= City attorney =

Lawyer who represents a municipality

A city attorney is a position in city and municipal government in the United States. The city attorney is the attorney representing the municipality.

Unlike a district attorney or public defender, who usually handles criminal cases, a city attorney generally handles civil cases, advising the city on legal matters and representing it in court. City attorneys may advise city officials on a wide range of city business, ranging from nuisances to tax law to municipal annexations. A city attorney also advises the city's legislative body (such as a city council) on the legality of proposed actions and assists in the drafting of city ordinances and resolutions. In some jurisdictions, city attorneys also function as prosecutors, pursuing low-level criminal cases against persons charged with violating city ordinances, such as those relating to public drunkenness, traffic violations, zoning and building codes, and municipal health regulations. In California, city attorneys have the power to seek gang injunctions in a civil proceeding in California state courts.

The client of the city attorney is the city, and the city attorney is typically responsible to both the mayor and the city council. When the mayor and the city council disagree, or when city council members disagree among themselves, this can cause complexities, such as the application and waiver of the attorney–client privilege.

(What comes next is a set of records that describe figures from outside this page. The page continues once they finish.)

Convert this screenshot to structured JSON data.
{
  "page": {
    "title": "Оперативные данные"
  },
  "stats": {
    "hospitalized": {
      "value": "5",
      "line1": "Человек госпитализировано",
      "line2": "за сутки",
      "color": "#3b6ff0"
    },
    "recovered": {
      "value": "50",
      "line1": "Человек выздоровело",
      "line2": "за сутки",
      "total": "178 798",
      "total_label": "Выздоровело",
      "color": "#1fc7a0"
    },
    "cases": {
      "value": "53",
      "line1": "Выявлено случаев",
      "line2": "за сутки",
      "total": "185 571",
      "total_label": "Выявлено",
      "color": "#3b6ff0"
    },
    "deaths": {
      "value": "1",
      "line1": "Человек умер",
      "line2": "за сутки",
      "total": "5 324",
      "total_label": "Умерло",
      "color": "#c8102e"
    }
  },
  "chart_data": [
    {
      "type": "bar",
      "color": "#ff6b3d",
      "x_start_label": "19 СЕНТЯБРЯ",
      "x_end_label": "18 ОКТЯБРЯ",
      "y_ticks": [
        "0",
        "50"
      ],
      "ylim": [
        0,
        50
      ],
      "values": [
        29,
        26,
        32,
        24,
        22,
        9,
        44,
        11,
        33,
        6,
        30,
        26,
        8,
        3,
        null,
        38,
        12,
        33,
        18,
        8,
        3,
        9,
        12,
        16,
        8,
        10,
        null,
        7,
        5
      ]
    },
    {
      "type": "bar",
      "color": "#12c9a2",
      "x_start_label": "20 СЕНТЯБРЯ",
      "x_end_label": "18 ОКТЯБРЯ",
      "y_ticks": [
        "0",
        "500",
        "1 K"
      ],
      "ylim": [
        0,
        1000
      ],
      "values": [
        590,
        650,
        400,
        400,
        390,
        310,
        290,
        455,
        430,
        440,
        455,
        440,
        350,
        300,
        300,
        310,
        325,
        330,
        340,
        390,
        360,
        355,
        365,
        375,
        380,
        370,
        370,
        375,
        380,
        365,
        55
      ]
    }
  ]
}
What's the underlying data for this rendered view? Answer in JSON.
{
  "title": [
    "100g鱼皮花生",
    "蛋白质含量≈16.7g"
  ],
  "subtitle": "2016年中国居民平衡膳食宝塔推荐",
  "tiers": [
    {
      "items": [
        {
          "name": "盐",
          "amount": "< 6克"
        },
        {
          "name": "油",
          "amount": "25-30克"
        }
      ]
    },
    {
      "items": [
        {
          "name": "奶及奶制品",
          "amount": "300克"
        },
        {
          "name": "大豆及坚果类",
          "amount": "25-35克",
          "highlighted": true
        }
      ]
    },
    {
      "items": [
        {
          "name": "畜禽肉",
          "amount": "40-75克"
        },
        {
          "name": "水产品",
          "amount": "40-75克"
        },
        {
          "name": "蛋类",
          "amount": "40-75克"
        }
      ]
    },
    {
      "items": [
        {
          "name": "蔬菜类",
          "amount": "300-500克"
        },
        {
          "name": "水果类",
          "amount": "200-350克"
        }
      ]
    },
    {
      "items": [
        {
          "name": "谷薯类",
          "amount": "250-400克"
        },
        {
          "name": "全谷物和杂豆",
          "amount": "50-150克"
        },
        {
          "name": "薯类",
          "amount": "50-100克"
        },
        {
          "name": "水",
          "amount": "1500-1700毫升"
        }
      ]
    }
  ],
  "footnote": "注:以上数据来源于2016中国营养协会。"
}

In some areas, the position of city attorney is a part-time position based on a retainer agreement, and city attorneys engage in the outside private practice of law. In some cities, the city attorney is elected, while in other cities, the city attorney is appointed. For example, in California, most large cities (including San Francisco, Los Angeles, and San Diego) have elected city attorneys, while most of smaller cities appoint their city attorneys. In some cities, the city attorney position is very powerful. For example, the elected position of San Francisco City Attorney is important due to the large array of duties associated with the office. Unlike all other California counties, San Francisco is a consolidated city-county, meaning that the San Francisco City Attorney handles legal duties in areas that would in other counties be the responsibility of the county counsel (such as county health and social services functions) as well as the duties of all California city attorneys (police and fire). The San Francisco city attorney is also unusually powerful because of the broad scope of properties and activities operated by the city and county government (including land ownership in San Mateo County); for example, the city owns the San Francisco International Airport, Crystal Springs Reservoir, Sharp Park Golf Course, San Francisco Employees' Retirement System, and Port of San Francisco.